Today: Working for Others

Gradually I began to feel at home on the job. Karin and I studied together and earned our CCRNs. More often than not, I completed my charting before the end of the shift. But just when I felt good, when I would pat myself on the back for finally knowing how to find the Blood Bank without getting lost, I would come in to work and be smacked in the face with another bad day.

I learned that there are an endless variety of bad days. Though I was now less consumed by an internal fear of failure, I became more bothered by the external issues I now had time to notice. I felt humiliated by the medical resident who patronized and condescended to the nurses. I felt frustrated by problems left unsolved by a previous shift. And on the days when our unit was bursting at the seams, I questioned how we could possibly deliver high-quality care to every patient.

That's when I discovered a strategy that almost always makes me feel better: helping a fellow nurse. I know how grateful I am when someone swoops in to start that IV or check a blood sugar. Not only are they recognizing my distress, but they are wordlessly stepping in where I need them most.

When I go out of my way to help others, I just feel better about my job.
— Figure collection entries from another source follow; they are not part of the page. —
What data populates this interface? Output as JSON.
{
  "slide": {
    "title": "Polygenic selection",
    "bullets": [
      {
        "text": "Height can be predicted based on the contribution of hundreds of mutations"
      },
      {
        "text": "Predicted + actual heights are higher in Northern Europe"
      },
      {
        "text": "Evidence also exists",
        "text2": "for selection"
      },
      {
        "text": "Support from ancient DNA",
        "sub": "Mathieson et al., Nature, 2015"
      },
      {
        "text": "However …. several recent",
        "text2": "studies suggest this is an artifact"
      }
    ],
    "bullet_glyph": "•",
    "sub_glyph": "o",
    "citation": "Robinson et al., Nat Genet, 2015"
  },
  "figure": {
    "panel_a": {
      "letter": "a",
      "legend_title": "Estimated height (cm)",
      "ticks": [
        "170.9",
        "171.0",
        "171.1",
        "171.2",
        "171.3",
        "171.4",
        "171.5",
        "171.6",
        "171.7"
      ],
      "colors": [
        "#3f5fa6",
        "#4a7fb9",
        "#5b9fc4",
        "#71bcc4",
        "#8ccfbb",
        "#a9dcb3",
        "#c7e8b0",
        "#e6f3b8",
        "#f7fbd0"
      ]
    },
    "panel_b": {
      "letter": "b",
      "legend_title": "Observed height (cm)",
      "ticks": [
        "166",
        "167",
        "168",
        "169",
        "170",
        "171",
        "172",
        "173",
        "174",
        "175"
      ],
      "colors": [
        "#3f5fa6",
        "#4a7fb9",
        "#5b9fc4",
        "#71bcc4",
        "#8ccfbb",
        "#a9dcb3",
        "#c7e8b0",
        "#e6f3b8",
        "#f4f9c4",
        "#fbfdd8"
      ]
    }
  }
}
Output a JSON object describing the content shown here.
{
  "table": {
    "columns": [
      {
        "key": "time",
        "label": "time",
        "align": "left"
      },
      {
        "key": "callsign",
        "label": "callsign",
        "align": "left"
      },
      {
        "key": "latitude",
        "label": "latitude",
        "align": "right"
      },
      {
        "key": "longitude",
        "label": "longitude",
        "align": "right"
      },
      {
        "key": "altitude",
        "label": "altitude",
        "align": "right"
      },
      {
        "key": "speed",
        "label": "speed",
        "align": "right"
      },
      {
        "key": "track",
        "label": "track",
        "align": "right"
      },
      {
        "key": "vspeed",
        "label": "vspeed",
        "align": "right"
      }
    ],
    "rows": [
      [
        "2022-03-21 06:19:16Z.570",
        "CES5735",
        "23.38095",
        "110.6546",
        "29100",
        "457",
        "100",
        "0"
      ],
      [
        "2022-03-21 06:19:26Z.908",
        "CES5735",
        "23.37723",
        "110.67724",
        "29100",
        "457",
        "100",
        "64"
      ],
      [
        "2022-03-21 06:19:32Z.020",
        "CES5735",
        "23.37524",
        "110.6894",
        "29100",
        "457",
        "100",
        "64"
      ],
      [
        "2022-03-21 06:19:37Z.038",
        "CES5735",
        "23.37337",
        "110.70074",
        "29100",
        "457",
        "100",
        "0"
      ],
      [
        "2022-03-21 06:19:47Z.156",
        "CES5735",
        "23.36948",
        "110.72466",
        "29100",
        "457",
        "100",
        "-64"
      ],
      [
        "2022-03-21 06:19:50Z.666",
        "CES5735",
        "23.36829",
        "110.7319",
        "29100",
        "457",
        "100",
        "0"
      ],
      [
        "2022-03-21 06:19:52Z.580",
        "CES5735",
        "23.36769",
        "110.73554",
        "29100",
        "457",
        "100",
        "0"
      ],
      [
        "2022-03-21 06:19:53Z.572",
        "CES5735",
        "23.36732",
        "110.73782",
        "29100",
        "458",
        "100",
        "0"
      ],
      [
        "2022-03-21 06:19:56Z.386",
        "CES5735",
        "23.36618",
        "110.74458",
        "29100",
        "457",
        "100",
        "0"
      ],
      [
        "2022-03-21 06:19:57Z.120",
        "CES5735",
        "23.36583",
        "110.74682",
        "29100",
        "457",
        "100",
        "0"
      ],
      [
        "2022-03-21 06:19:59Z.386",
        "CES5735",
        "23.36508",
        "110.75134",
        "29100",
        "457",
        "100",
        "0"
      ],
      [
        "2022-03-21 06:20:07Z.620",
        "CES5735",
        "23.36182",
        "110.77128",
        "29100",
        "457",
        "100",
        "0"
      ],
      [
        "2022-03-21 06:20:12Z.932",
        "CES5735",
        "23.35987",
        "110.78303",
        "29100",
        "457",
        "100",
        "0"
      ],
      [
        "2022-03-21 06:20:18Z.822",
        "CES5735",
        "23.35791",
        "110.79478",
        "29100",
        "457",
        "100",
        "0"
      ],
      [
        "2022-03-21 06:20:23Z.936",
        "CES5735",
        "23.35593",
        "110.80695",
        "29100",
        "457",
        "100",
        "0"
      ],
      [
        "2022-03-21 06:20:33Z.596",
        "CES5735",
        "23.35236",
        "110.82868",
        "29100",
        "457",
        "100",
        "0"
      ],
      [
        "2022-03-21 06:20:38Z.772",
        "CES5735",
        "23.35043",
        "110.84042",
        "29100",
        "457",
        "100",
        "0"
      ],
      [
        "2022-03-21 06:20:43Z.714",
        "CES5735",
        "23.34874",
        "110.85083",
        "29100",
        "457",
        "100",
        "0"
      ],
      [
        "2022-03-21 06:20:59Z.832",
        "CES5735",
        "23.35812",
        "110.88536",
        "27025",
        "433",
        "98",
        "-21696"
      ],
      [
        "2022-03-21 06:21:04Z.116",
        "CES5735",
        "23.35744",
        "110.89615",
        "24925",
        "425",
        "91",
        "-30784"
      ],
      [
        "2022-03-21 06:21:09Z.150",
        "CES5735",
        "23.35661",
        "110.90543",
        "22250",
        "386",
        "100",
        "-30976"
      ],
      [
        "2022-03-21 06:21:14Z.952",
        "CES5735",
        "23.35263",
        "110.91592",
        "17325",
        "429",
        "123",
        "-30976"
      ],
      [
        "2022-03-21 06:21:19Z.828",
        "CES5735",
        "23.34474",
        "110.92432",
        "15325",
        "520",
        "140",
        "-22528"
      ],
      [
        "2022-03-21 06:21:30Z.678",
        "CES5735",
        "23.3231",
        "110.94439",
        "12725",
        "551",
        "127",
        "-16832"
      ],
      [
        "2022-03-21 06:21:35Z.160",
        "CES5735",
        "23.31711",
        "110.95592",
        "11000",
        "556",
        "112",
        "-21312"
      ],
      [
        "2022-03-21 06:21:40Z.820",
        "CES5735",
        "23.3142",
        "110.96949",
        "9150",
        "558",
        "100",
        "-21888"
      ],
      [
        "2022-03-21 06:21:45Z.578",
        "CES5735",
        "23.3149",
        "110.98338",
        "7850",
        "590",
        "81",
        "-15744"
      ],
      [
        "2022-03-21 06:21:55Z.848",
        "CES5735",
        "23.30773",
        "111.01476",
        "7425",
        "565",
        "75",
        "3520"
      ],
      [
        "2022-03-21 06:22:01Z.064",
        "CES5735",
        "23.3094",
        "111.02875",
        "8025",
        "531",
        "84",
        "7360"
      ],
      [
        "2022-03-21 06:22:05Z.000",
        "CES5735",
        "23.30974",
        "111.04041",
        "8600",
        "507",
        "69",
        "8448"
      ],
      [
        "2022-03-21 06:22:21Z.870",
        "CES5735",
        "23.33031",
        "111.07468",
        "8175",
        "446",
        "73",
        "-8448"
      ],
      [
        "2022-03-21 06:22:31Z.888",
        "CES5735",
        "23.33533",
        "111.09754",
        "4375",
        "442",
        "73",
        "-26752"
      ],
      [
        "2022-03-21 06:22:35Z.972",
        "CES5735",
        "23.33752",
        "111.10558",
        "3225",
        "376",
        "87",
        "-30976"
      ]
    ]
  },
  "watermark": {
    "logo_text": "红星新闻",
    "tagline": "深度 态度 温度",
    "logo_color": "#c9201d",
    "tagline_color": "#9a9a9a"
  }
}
Because so much of what I love about critical care nursing is the teamwork, knowing that we have each other's backs no matter what.

Now that I am entering my fourth year of nursing, I think I have a good set of strategies for coping with bad days. I make time to meditate in the morning before arriving at work. I use part of my lunch break to pray in the chapel. I try to speak up when I think something larger needs to change.

But I know that no matter how many strategies I use, there will always be bad days. These days force me to dig deep and ask: "Do I really want to be an ICU nurse?" I feel grateful that my answer so far has always been yes.

At the end of "The Lord of the Rings," when Frodo is in the most dire circumstances, his friend Aragorn prepares for one last heroic effort. At that moment, Aragorn turns to his companions and says: "A day may come when the courage of men fails, when we forsake our friends and break all bonds of fellowship, but it is not this day."

I put a picture with that quote on my locker in the breakroom. And on those days when all hell is breaking loose in our unit, I say quietly to myself: "Not this day." No matter what, we will be there for each other.

Andrea Useem is a critical care nurse at Virginia Hospital Center in Arlington, co-chair of the hospital's Ethics Committee and part-time instructor for George Washington University School of Nursing's accelerated BSN program. Useem and fellow nurses Anna Rodriguez and Magally Rolen were panelists for an NTI 2019 session, "Support for Practice: How to Survive a Bad Day."